Parish and Aujla are young entrepreneurs who have successfully built social enterprises despite the volatile economy. Parish co-founded the Energy Action Coalition in his early twenties, which grew into one of the world’s largest youth-led groups fighting climate change. He is also the co-founder and president of Solar Mosaic, an online crowdfunding platform that helps everyday people invest in solar projects in their communities. Aujla is the founder of DreamNow, a charitable organization that works with young people to develop, fund, and implement social change projects. He has also worked for companies like GOOD.is and Change.org.

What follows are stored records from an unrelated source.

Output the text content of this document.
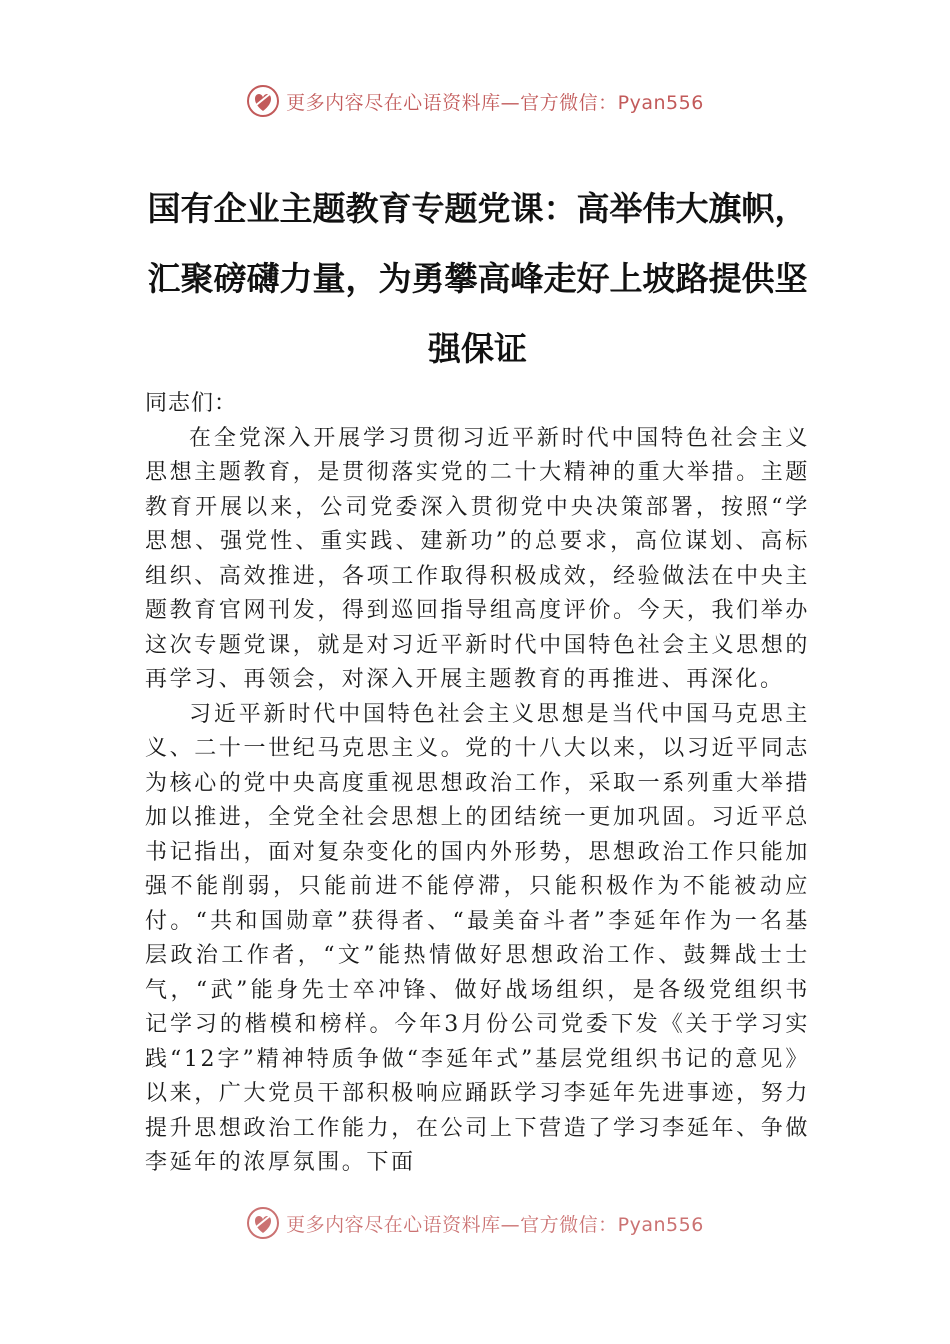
更多内容尽在心语资料库—官方微信：Pyan556
国有企业主题教育专题党课：高举伟大旗帜，汇聚磅礴力量，为勇攀高峰走好上坡路提供坚强保证

同志们：

在全党深入开展学习贯彻习近平新时代中国特色社会主义思想主题教育，是贯彻落实党的二十大精神的重大举措。主题教育开展以来，公司党委深入贯彻党中央决策部署，按照“学思想、强党性、重实践、建新功”的总要求，高位谋划、高标组织、高效推进，各项工作取得积极成效，经验做法在中央主题教育官网刊发，得到巡回指导组高度评价。今天，我们举办这次专题党课，就是对习近平新时代中国特色社会主义思想的再学习、再领会，对深入开展主题教育的再推进、再深化。

习近平新时代中国特色社会主义思想是当代中国马克思主义、二十一世纪马克思主义。党的十八大以来，以习近平同志为核心的党中央高度重视思想政治工作，采取一系列重大举措加以推进，全党全社会思想上的团结统一更加巩固。习近平总书记指出，面对复杂变化的国内外形势，思想政治工作只能加强不能削弱，只能前进不能停滞，只能积极作为不能被动应付。“共和国勋章”获得者、“最美奋斗者”李延年作为一名基层政治工作者，“文”能热情做好思想政治工作、鼓舞战士士气，“武”能身先士卒冲锋、做好战场组织，是各级党组织书记学习的楷模和榜样。今年3月份公司党委下发《关于学习实践“12字”精神特质争做“李延年式”基层党组织书记的意见》以来，广大党员干部积极响应踊跃学习李延年先进事迹，努力提升思想政治工作能力，在公司上下营造了学习李延年、争做李延年的浓厚氛围。下面

更多内容尽在心语资料库—官方微信：Pyan556
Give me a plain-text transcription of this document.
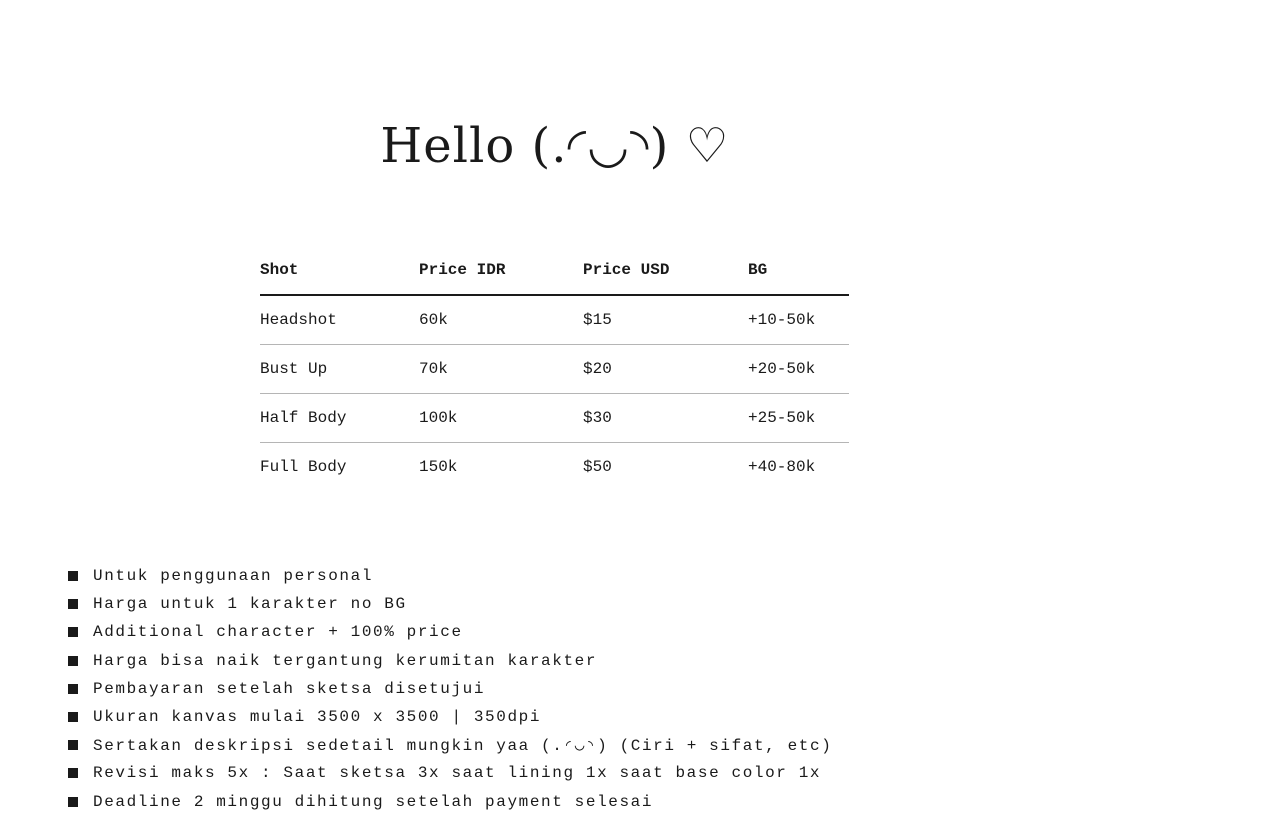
Hello (.◜◡◝) ♡
Shot	Price IDR	Price USD	BG
Headshot	60k	$15	+10-50k
Bust Up	70k	$20	+20-50k
Half Body	100k	$30	+25-50k
Full Body	150k	$50	+40-80k
Untuk penggunaan personal
Harga untuk 1 karakter no BG
Additional character + 100% price
Harga bisa naik tergantung kerumitan karakter
Pembayaran setelah sketsa disetujui
Ukuran kanvas mulai 3500 x 3500 | 350dpi
Sertakan deskripsi sedetail mungkin yaa (.◜◡◝) (Ciri + sifat, etc)
Revisi maks 5x : Saat sketsa 3x saat lining 1x saat base color 1x
Deadline 2 minggu dihitung setelah payment selesai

In Making Good, Parish and Aujla argue that “good” entrepreneurs are desperately needed in today’s society. As they explain, “Virtually every current system that supports our daily lives—healthcare, banking, energy, food, you name it—was created decades, sometimes centuries, ago and hasn’t been updated to account for so many developments in the modern world.... Today every system can be rebuilt in a way that actually makes sense for people, for profit, and for the world.”
The authors encourage young people to identify a need in their community—whether it’s access to renewable energy, support for social justice, or the production of organic food—and use creativity, innovation, and entrepreneurship to fill that need. Building a new system, they contend, will create jobs. “This rebuilding...is the answer to making money and changing the world.... Rebuilding is about action. Work.”
Making Good observes that the current trend is a return to "whole communities" after decades of big-box store domination and the breakdown of local economies. Such communities are dense, walkable, and filled with restaurants, gardens, local shops, schools, and community gathering spaces. Not only do whole communities increase resiliency, collaboration, and happiness, they also offer big opportunities for entrepreneurs looking to make good.
In Providence, Rhode Island, two local artists repurposed an abandoned factory into a bustling community center with art studios, architectural offices, youth programs, and ironworking sessions. In the South Bronx in New York City, ReBuilders Source was launched in 2008 as a worker-owned business that takes salvaged building materials otherwise headed for the landfill and resells them to the local community.
To help rebuild your community, the authors suggest asking some key questions: Where has this place been? Where is it headed? What could it be? Community by community and project by project, they say, a new self-sustaining economy will emerge.
Choosing passion over profit
At the same time, Parish and Aujla caution about the desire to make money. The point of money, they say, is not to maximize profits but to fulfill everyday needs: “There’s evidence that suggests once we have enough money to comfortably cover a middle-class lifestyle, more money has absolutely no effect on our happiness. In the pursuit of money that affords us a lifestyle in which our needs are taken care of, oddly we lose track of what we want and what we mostly deeply care about. More ‘needs’ creep in.”
One exercise the authors suggest is to carry a notebook around with you for one week and closely write down every single thing you buy. Afterwards, reflect on your purchases: Did you really need it? Could you have happily done without it? What does it say about your relationship with money? Confronting the truth about our expenses, according to the book, can begin the act of regaining control and a healthy, conscious relationship with money.
Ultimately, Parish and Aujla conclude that the most important thing is to know yourself and stick to your passions—what really drives you. If your motivation lies beyond just paying the bills and making do within the current system; if you keep sight of the big picture and are faithful to the true needs of society; and if you think outside the box—then you can change the world.
As Parish and Aujla write, “The opportunities are everywhere across the spectrum of industries, all waiting to reward your creativity and hard work.... Today every system can be rebuilt in a way that makes good in the world, and there is work to do because of it. This is about training ourselves to see opportunity in apparent chaos, to use our understanding of fundamental human needs to create brand-new solutions that are both good for our world and for ourselves.”